Madison seems to have also claimed that factionalism
posed the greatest threat to the Republic. And it looks to me like
he was right about that. In combination with ignorance about how our country
works and what is valuable about it, I can only think that out-of-control
factional polarization made it possible for the sitting President to even have
a shot. He pursued a strategy of indulging and fomenting hatred for the other
faction. His campaign was based on spite, and I can only believe that many of
his voters voted out of spite of a hated symbol of the other faction. If they
knew better, they might have voted for lower taxes. If they didn't know better,
they might have voted for a return to better economic times. But they had to
have known or had a sense that they were putting the United States - and the
world - at great risk by allowing such an unstable and ignorant character to
conduct global and military affairs on behalf of the U.S. at such a dangerous
time. Particularly when the other candidate was an established figure with very
little mystery as to what she would do in office (i.e. do things pretty much
like her husband did in the '90's.) They were willing to risk this country's
well being out of spite for the more prudent option and the social and cultural
baggage that went with her.
One could argue that the Republic has been on life support since
9/11, from the establishment of the Department of Homeland Security - a name
reeking of authoritarianism - to the hysteria about a non-threat to our
sovereignty that reached its greatest pitch in geographic areas facing the
least threat from terrorists. It was sad to see how little it took for
Americans to throw away Bill-of-Rights values. Fox News airs what makes them
money. Politicians do what gets them elected and sets them up for comfort once
they leave office. These are not valid excuses. But it highlights how the
people, to paraphrase Adlai Stevenson, get what they wish for or deserve.
***
I wrote the above a few days ago. Didn't know how to end it and had work to do
so I let it marinate.
The changing feeling I was channeling was from "the senselessness of it!

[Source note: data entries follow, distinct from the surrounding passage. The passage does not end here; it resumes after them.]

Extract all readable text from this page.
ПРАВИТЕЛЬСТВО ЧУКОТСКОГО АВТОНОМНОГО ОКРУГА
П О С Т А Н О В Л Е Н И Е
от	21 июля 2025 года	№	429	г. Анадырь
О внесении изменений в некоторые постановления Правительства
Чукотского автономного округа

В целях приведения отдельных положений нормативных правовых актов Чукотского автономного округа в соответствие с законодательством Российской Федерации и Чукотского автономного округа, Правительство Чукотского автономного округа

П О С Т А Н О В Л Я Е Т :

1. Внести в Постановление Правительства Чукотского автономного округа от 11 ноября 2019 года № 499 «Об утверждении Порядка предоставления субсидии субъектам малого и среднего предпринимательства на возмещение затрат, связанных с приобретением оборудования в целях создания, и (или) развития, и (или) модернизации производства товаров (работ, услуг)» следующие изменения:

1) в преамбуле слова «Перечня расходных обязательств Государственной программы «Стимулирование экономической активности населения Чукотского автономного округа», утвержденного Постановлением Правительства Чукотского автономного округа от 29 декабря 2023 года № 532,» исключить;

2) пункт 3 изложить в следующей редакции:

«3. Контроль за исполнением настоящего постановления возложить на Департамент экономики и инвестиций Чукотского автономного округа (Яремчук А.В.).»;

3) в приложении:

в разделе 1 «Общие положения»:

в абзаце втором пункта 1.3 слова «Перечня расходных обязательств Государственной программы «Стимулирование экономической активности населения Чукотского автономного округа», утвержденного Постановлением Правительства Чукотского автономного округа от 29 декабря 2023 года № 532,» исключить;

Even with the FBI kneecapping, a few thousand more votes in the right places could
have averted this catastrophe" to "well, the Obama administration was
just a nice, feel-good facade - a great embalming job on the corpse of this
country." But neither feeling/view represents my own. I'd guess at this
point I'd say we're living in Schrödinger's Republic. It's both dead and
alive right now. Whether it ends up definitively dead or alive, to me, requires
not just the removal of Trump as soon as possible. It requires all Americans,
from the trigger-warning-microagression-young-left to the
personal-relationship-and-periodic-conversations-with-Jesus-right, to accept
that being American means accepting that heresy and blasphemy don't apply here.
We will always, as Americans, have assholes to deal with. We currently have the
ultimate asshole in our highest office. But we must not confuse assholes with
heretics. As long as we understand and cherish the First Amendment as a
something that defines us, and this understanding both cuts across the
political spectrum and, yes, trumps the impulse to spite the other faction at
the expense of our defining values . . . the Republic still has a chance.